I’d like to talk about a phenomena in gaming that anyone who grew up with a controller in their hands can relate to: sucking. Sucking isn’t actually the negative thing its made out to be in gaming, despite the inherent negative connotations made with the term. Sucking, or being bad, is a by product of being a newbie. Its the seed from which being passable and then talented comes from.

In modern game development, there has been a loss of artistic grit in the form of transparency. And by that I mean that the art of lacking transparency in just the right way is a practice modern game developers are leaving in the dust.

New World
Image via Amazon Games

Artistic Grit

To “lack transparency” in just the right way is to obfuscate, hide, or outright lie about information presented in a game to purposefully keep the player out of the know. For me, I think about Dark Souls 1 and its ability to have a complicated combat system that players can learn the basics of without spilling any of the deeper mechanics in an obvious way. Spell casting, for example, isn’t something that’s listed as having anything to do with dexterity, but absolutely does work in tandem with the attribute. Dexterity speeds up spell casting, and this is only something someone could know through self made trials (or data mining).

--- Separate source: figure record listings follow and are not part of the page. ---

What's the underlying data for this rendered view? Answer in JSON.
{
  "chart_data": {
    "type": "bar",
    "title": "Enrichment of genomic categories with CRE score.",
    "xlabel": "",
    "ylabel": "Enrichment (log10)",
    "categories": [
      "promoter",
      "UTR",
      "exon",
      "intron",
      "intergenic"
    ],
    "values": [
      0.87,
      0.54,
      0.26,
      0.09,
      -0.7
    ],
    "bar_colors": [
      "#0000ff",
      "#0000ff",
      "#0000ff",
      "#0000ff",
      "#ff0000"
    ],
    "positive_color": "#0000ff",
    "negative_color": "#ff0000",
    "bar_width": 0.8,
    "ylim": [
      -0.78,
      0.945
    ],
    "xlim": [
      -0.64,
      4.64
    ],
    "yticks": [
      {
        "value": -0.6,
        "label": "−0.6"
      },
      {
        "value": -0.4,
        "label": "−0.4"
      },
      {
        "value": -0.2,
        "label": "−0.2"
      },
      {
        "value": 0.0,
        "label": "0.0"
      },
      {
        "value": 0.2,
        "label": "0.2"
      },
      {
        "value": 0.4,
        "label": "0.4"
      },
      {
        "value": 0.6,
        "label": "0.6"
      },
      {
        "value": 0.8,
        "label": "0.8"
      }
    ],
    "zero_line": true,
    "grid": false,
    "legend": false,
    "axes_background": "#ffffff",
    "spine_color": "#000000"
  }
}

This is a very specific example, and a very bizarre one at that, given the mathematics behind the mechanics of the casting speed in DS1, but ultimately the specifics aren’t important for this discussion. What is important is the key takeaway: FromSoftware decided to hide specific information about the game from the player and let the studious among their fans find out the info for themselves.

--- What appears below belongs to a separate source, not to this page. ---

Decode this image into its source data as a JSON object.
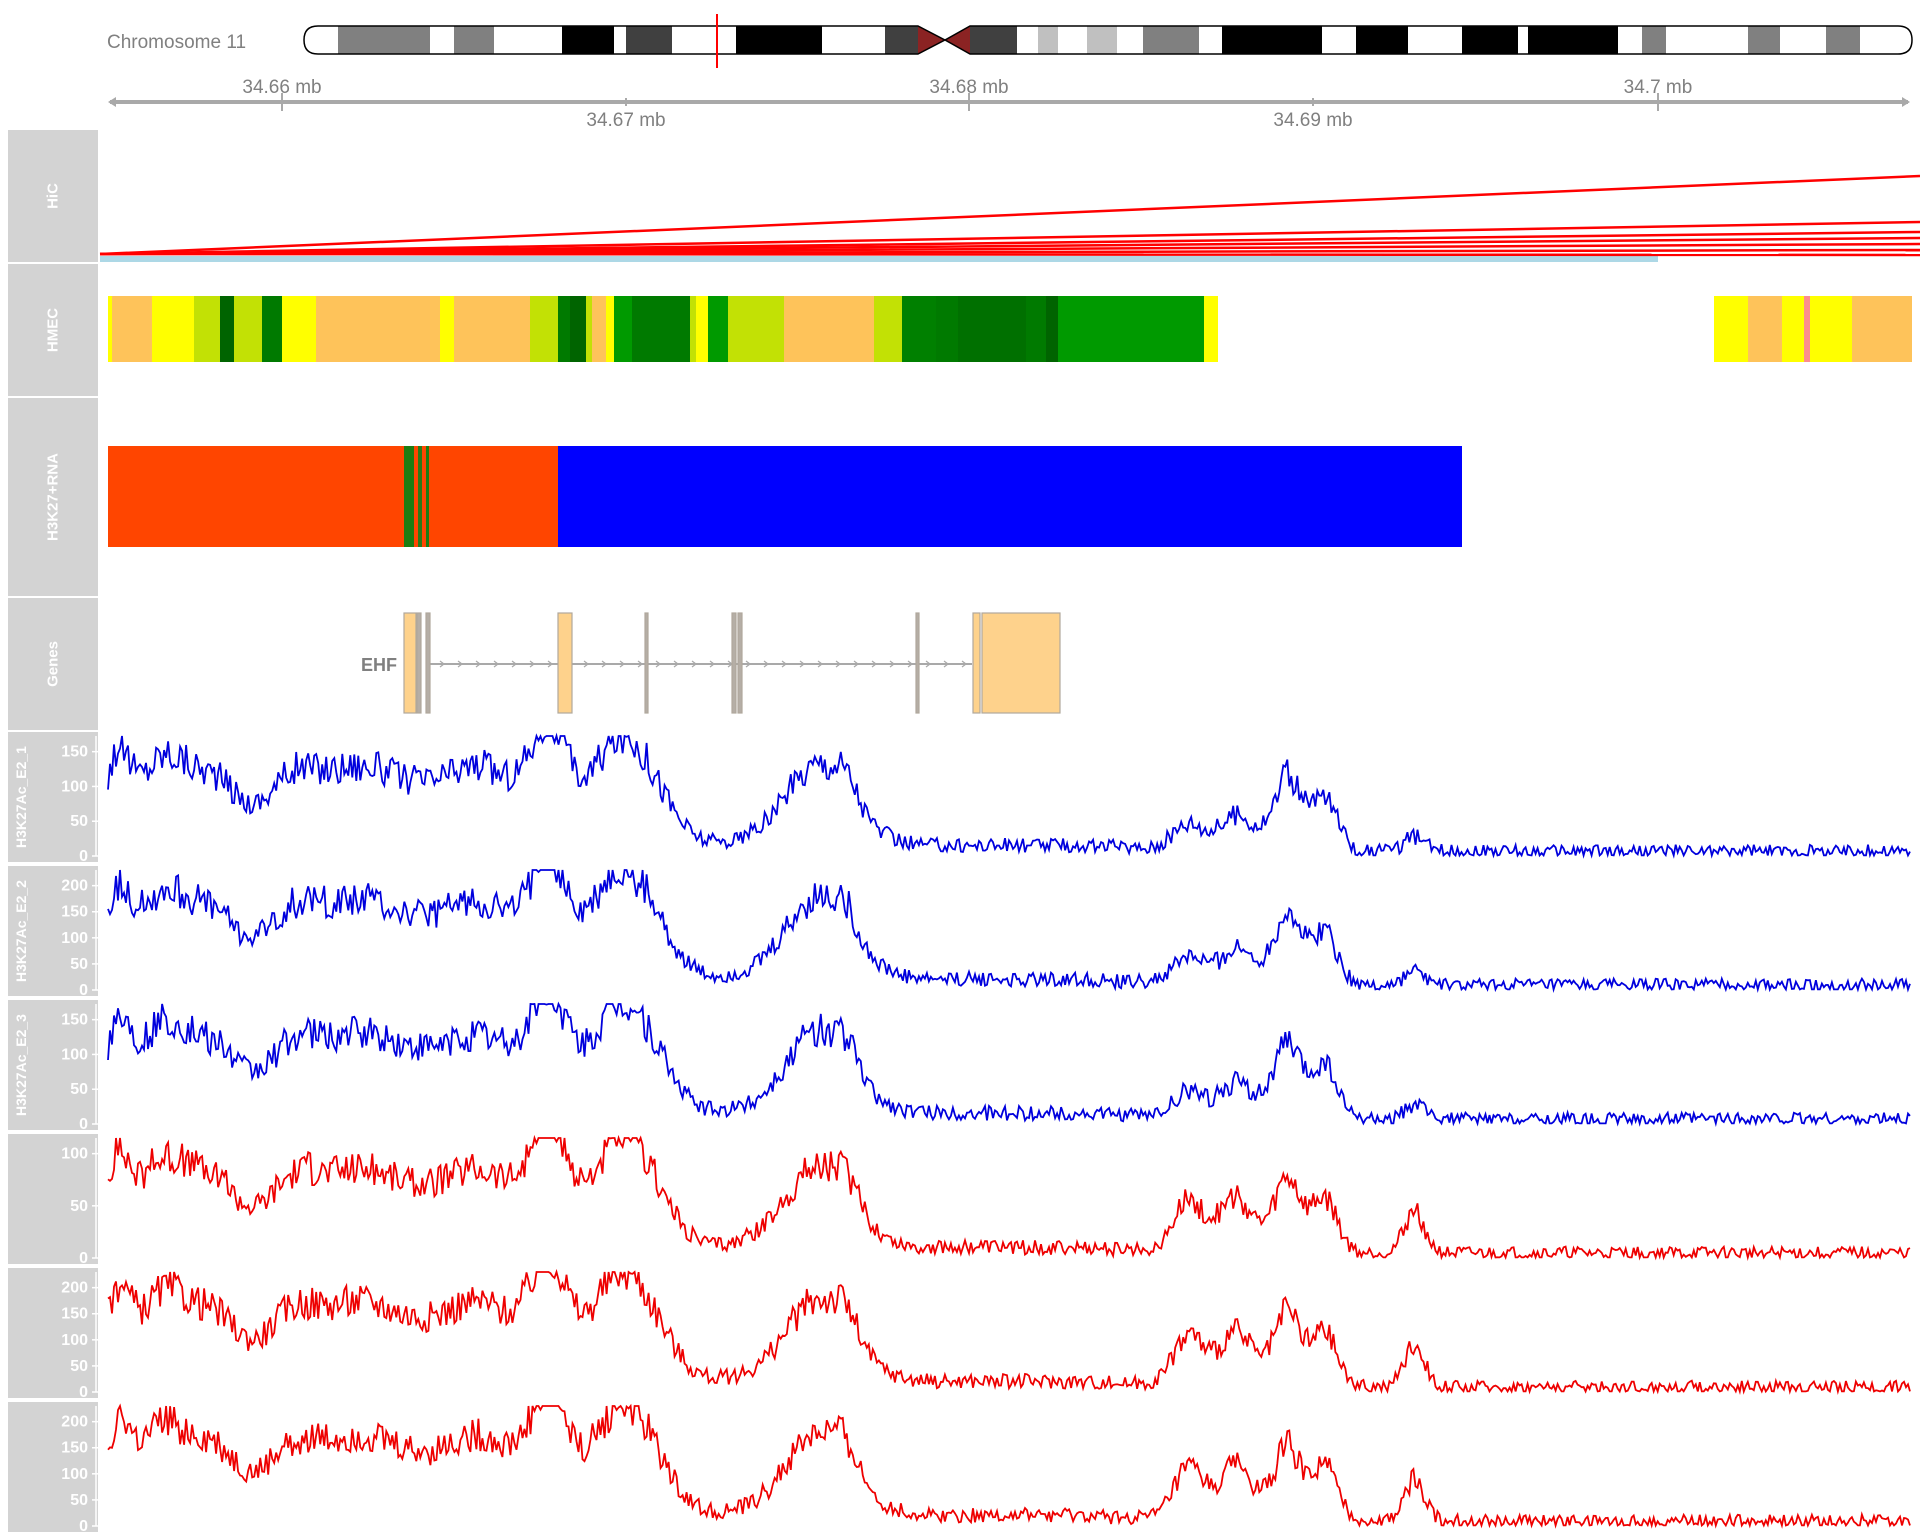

For game developers, specifically, this is something I want to see more of. Patch notes, official game guides, in-game books and descriptions, and all of the information you can get in-game should function this way. They should be minor, incomplete, or non-existent altogether, at least in some regards.

A player shouldn’t be mapping out their game route before they’ve begun playing a game. And when developers show every little number and change in the game as they’re released, it feels like the game itself is becoming detached from the world its trying to pull its players into. Its no longer a separate entity to escape in, it’s a piece of art that’s not only stuck in the real world, but requires real world study to get the most out of before its even been played.

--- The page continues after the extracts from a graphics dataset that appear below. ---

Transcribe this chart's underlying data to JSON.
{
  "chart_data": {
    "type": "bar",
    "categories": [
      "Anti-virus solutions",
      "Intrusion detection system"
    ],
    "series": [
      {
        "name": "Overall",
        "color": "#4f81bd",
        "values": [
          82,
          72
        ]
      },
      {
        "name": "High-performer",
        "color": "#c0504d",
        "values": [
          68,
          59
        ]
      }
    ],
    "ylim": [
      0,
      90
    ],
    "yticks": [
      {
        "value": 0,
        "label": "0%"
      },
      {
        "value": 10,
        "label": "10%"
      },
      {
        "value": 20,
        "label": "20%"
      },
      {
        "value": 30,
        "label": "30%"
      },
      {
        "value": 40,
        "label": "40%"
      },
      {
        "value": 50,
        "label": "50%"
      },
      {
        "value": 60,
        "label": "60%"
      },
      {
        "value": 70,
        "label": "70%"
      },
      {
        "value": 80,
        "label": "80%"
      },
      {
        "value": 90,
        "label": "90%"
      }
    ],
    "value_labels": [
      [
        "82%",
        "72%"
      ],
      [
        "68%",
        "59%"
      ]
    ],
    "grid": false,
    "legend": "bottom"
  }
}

This philosophy I’m advocating for, which is a philosophy in favor of partially or completely hidden mechanics in-game, isn’t a philosophy that’s going to work for all games. And I completely understand that point. If tomorrow, Riot Games began releasing “secret” updates every week that changes the numbers of specific champs in League of Legends, I’d wager the uproar from the casual and competitive gaming community would be loud enough to force Riot to revert any and all changes immediately.

But for game developers who are creating pieces of art that are meant to be learned about in-game and in real-time, I’d like to offer a piece of advice, if I can be so bold: Act as if you’re developing an RPG / MMO that’s going to be played by millions of people every day, concurrently. Ask yourself, “Would I want to tell players that this is the META at this stage of the game? Would I want to disclose this mechanic? Would it be far more enjoyable for players to discover this on their own?” I hope the answers to these question outside of a competitive PvP game, is “No, No, and Yes, of course it would.

Transparency and the 2000’s

Image via “A Friend”

I remember playing OSRS back when it was just RS in 2007 and just walking around, having zero clue what I was doing. That not knowing made every little thing worth doing because I didn’t know if what I was doing was effective or not. “Is this fishing method the best XP/HR? Who knows? No one knows, so I don’t care.” That’s the mentality of a player who’s having fun, and that mentality only exists in ignorance.

There’s a reason people still talk about the 2000’s as the golden age for gaming, and I reckon it isn’t because developers have gotten worse at their jobs or because games are objectively less fun. I think its because gamers as a whole are able to cipher information about what they’re playing a lot easier, and when developers display that information and leave zero room for experimentation on the part of the player, the game in question becomes solved faster than developers can possibly keep up with.

The solution? Lose the transparency. Create games that obfuscate information. But provide players with the necessary tools to experiment with the mechanics of the game themselves: leave clues via NPC’s, dialogue, or other means to teach players about your game without handing them the keys to victory for little to no work. And if you as a developer can manage it, release updates that are either partially or completely secret. If you buff, nerf, or otherwise change something in game, let players know that something has been changed and watch them scurry about trying to find out what it is and how it effects the way they play. That, right there, is half the fun.

Games are fun. Games are especially fun when you’re bad at them. Stop giving me the tools to be decent at every game before I’ve had my fun with them and let me just be terrible for a while.